Vu sur le web

Chute des cours du pétrole: plusieurs pays menacés d’effondrement

22 avril 2020
 

La pression va s’accroître sur l’Iran et le Venezuela. L’Algérie et l’Irak, où la contestation gronde, entrent dans une nouvelle zone de turbulences, tout comme de nombreux pays d’Afrique subsaharienne

L’Arabie saoudite et la Russie, les deux grands producteurs de pétrole qui ont précipité la crise en inondant le marché de leurs barils, ne sont pas les plus menacés par la chute des cours. Moscou et Riyad ont les reins solides. «Je ne vois pas les cours remonter tant que la pandémie du Covid-19 ne sera pas terminée et que les gens n’auront pas repris leur voiture et l’avion», prévient Emily Meierding, professeur en géopolitique énergétique à l’Université navale de Californie. Les monarchies du Golfe devraient aussi pouvoir absorber le choc mais devront puiser dans leurs réserves pour équilibrer leurs comptes. Mais on ne peut en dire autant d’autres pays pétroliers. Tour d’horizon.

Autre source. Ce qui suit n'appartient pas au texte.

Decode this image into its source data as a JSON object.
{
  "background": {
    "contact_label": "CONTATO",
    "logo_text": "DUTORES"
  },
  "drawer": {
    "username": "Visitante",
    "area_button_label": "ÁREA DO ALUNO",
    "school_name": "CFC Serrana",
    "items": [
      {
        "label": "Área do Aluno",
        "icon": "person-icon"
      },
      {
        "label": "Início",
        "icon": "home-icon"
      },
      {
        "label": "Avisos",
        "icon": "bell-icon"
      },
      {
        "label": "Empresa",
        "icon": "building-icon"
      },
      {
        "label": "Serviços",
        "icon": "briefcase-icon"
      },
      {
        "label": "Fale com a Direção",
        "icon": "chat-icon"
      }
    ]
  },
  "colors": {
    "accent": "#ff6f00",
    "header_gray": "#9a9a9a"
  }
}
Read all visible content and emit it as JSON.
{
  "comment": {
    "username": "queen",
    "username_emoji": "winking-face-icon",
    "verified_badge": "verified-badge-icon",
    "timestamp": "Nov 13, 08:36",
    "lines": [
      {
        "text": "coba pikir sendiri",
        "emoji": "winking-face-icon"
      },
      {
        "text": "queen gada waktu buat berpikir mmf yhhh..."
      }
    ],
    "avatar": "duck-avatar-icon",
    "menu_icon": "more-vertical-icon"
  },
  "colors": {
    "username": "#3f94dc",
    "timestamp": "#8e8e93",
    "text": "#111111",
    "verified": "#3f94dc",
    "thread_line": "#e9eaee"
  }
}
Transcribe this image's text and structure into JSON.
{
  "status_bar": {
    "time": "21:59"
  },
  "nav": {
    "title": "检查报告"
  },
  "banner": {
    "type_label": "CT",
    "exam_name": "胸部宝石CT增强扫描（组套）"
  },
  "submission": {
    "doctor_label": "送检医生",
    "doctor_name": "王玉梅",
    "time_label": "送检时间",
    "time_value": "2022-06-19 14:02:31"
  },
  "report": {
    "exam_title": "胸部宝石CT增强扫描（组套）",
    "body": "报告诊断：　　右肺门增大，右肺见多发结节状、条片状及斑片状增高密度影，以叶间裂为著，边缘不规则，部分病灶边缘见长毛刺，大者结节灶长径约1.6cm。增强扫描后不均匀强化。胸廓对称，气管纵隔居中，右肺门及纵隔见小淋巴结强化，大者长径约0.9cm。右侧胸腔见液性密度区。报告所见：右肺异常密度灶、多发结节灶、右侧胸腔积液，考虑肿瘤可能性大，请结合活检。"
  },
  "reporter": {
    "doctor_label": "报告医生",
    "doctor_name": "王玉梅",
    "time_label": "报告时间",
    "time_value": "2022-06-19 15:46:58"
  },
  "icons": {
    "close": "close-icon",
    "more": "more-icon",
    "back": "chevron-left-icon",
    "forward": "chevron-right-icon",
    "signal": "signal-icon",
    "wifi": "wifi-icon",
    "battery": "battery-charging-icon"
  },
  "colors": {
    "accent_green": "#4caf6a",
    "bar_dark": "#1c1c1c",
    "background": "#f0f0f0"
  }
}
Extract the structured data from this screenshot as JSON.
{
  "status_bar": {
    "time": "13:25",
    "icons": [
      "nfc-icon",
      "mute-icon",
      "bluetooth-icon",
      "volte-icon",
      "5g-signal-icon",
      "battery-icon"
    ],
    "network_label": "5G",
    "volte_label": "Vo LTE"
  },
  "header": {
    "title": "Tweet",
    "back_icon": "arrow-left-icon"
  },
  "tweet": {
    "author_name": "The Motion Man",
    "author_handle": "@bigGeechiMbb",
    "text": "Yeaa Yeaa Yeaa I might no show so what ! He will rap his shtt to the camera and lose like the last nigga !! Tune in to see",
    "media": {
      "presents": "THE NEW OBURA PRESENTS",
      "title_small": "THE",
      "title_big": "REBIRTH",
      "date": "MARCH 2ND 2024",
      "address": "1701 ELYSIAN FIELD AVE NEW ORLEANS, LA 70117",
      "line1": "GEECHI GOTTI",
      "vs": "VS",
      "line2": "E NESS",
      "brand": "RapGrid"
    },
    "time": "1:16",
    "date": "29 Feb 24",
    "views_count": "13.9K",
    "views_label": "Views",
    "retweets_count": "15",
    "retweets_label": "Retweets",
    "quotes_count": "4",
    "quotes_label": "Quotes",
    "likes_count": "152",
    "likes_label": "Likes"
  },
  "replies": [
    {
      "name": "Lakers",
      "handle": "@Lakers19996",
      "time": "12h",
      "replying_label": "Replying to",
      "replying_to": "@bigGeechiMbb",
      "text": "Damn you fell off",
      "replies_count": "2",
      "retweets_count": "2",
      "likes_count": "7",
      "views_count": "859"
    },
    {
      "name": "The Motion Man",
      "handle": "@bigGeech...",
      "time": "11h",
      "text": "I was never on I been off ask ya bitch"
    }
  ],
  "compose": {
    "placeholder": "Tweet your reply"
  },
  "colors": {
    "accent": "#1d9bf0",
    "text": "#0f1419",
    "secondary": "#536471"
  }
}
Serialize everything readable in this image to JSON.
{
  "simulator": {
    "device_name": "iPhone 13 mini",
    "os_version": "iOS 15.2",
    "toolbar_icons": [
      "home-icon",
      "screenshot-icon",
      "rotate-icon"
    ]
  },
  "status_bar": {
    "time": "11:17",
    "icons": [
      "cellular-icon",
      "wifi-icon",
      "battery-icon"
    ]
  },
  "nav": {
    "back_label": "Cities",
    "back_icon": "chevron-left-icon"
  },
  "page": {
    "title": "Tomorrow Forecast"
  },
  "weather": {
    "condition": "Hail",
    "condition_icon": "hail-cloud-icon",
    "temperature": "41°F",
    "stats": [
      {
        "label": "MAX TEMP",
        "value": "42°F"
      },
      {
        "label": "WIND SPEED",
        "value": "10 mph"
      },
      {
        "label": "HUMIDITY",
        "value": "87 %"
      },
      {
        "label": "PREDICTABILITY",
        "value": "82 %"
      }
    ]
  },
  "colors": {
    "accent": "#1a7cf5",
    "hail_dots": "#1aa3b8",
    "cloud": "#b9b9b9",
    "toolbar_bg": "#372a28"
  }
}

Le Venezuela et l’Iran sous pression maximale
Le Venezuela et l’Iran, déjà étranglés par les sanctions internationales, en particulier la pression maximale exercée sur eux par les Etats-Unis, tremblent. Ces dernières années, la production vénézuélienne s’est effondrée. Le pays est exsangue et plus de 4 millions de Vénézuéliens se sont réfugiés dans les pays voisins pour fuir les pénuries. L’Etat verra ses revenus encore réduits. Au point d’être à nouveau ébranlé? Ces derniers mois, le président Nicolas Maduro avait plutôt réussi à consolider son pouvoir face aux tentatives de l’opposition de l’évincer.

 
La situation de Téhéran n’est guère plus enviable. Après avoir dénoncé l’accord sur le nucléaire, le président Donald Trump a réimposé un embargo sur le pétrole iranien et rarissimes sont les compagnies qui osent commercer avec la République islamique de peur des rétorsions américaines. Aujourd’hui, Téhéran ne vend plus qu’une infime partie de son brut à la Chine. Les maigres revenus du pays vont donc encore fondre. La contestation du régime des mollahs est actuellement en sourdine, après la répression terrible des manifestations contre la hausse du prix des carburants en novembre dernier. Mais la colère gronde, alimentée par la gestion catastrophique du Covid-19.

L’Algérie et l’Irak en ébullition
Ces deux producteurs ont en commun leur dépendance presque totale à leurs exportations pétrolières. Tous deux sont secoués par des manifestations depuis des mois. Le Covid-19 a contraint les Algériens à suspendre leurs rassemblements chaque vendredi. Mais les braises couvent toujours et le nouveau président Abdelmadjid Tebboune, élu en décembre dernier malgré l’abstention massive, fait face à une défiance générale. Avec la chute des cours du brut, le gouvernement va devoir adopter de nouvelles mesures d’austérité, alors que les caisses de l’Etat ne permettent plus d’acheter la paix sociale.